Lastly, the outcome arr_delay has been moved to the beginning of the data set as it aids in investigating the data.

laxflights2022 <- laxflights2022 |>
  relocate(arr_delay)

glimpse(laxflights2022)
Rows: 187,868
Columns: 8
$ arr_delay <dbl> -12, 28, 46, -38, 74, 69, -20, -7, 10, 16, 109, -12, 122, -1…
$ dep_delay <dbl> 8, 31, 60, -7, 86, 79, 9, 10, 24, 32, 115, 9, 172, -2, 16, -…
$ carrier   <chr> "UA", "AA", "NK", "AA", "NK", "NK", "UA", "NK", "DL", "NK", …
$ tailnum   <chr> "N57864", "N919NN", "N949NK", "N812AA", "N903NK", "N509NK", …
$ origin    <chr> "LAX", "LAX", "LAX", "LAX", "LAX", "LAX", "LAX", "LAX", "LAX…
$ dest      <chr> "IAH", "BNA", "CLE", "PHL", "PIT", "DTW", "ORD", "IAH", "MSP…
$ distance  <dbl> 1379, 1797, 2052, 2402, 2136, 1979, 1744, 1379, 1535, 1235, …
$ time      <dttm> 2022-01-01 23:59:00, 2022-01-01 23:43:00, 2022-01-01 23:15:…

Saving the data

The full data set is now ready and is saved as data/laxflights2022.csv.
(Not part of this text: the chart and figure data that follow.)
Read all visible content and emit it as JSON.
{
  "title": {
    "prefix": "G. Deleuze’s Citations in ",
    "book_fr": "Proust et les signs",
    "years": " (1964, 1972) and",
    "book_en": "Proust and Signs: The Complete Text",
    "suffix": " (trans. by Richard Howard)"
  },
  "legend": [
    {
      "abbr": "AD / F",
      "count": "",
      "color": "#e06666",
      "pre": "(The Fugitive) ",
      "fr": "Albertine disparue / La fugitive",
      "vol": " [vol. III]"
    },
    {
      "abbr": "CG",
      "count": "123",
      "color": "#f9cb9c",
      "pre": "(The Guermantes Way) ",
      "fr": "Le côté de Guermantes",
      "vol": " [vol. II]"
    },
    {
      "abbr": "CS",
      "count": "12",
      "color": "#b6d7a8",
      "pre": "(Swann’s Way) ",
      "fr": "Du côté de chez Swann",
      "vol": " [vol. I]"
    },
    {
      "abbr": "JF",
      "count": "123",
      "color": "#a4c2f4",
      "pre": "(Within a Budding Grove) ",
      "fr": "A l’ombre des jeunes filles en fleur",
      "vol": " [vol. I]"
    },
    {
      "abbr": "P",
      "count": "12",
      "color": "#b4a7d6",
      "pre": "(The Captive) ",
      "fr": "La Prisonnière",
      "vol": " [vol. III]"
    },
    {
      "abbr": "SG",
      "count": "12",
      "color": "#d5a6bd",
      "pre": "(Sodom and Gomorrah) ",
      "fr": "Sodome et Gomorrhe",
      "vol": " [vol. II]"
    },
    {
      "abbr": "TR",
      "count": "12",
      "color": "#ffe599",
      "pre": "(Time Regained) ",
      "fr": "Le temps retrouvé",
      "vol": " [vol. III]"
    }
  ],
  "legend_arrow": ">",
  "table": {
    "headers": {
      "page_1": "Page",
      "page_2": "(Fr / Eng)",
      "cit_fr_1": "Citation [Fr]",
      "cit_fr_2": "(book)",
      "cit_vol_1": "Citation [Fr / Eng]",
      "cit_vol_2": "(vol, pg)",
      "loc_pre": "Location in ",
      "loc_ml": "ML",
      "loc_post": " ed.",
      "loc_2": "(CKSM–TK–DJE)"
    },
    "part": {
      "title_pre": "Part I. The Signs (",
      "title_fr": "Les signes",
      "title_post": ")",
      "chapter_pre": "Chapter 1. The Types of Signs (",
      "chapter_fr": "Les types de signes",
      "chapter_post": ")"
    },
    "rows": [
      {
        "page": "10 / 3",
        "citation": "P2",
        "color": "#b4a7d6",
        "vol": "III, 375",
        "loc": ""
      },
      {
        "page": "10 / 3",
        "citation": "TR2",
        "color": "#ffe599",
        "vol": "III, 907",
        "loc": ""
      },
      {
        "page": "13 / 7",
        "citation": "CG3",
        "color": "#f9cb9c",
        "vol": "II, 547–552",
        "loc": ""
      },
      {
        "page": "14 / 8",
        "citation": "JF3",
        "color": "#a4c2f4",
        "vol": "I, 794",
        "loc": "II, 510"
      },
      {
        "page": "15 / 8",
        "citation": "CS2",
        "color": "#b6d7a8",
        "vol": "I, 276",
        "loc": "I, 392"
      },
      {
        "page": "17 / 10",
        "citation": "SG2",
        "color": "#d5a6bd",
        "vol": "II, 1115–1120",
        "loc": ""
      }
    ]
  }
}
write_csv(laxflights2022, "data/laxflights2022.csv")

A smaller version of the data set is also created and is saved as data/laxflights2022_lite.csv.

set.seed(1234)
laxflights2022_lite <- laxflights2022 |>
  slice_sample(prop = 0.02) %>%
  arrange(time)
write_csv(laxflights2022_lite, "data/laxflights2022_lite.csv")

Data dictionary

  • arr_delay: Arrival delays, in minutes. Negative times represent early arrivals.
  • dep_delay: Departure delays, in minutes. Negative times represent early departures.
  • carrier: Two letter carrier abbreviation.
  • tailnum: Plane tail number.
  • origin: FAA airport code for origin of flight.
  • dest: FAA airport code for destination of flight.
  • distance: Distance between airports, in miles.
  • time: Scheduled time of the flight as a POSIXct date, rounded to the nearest minute.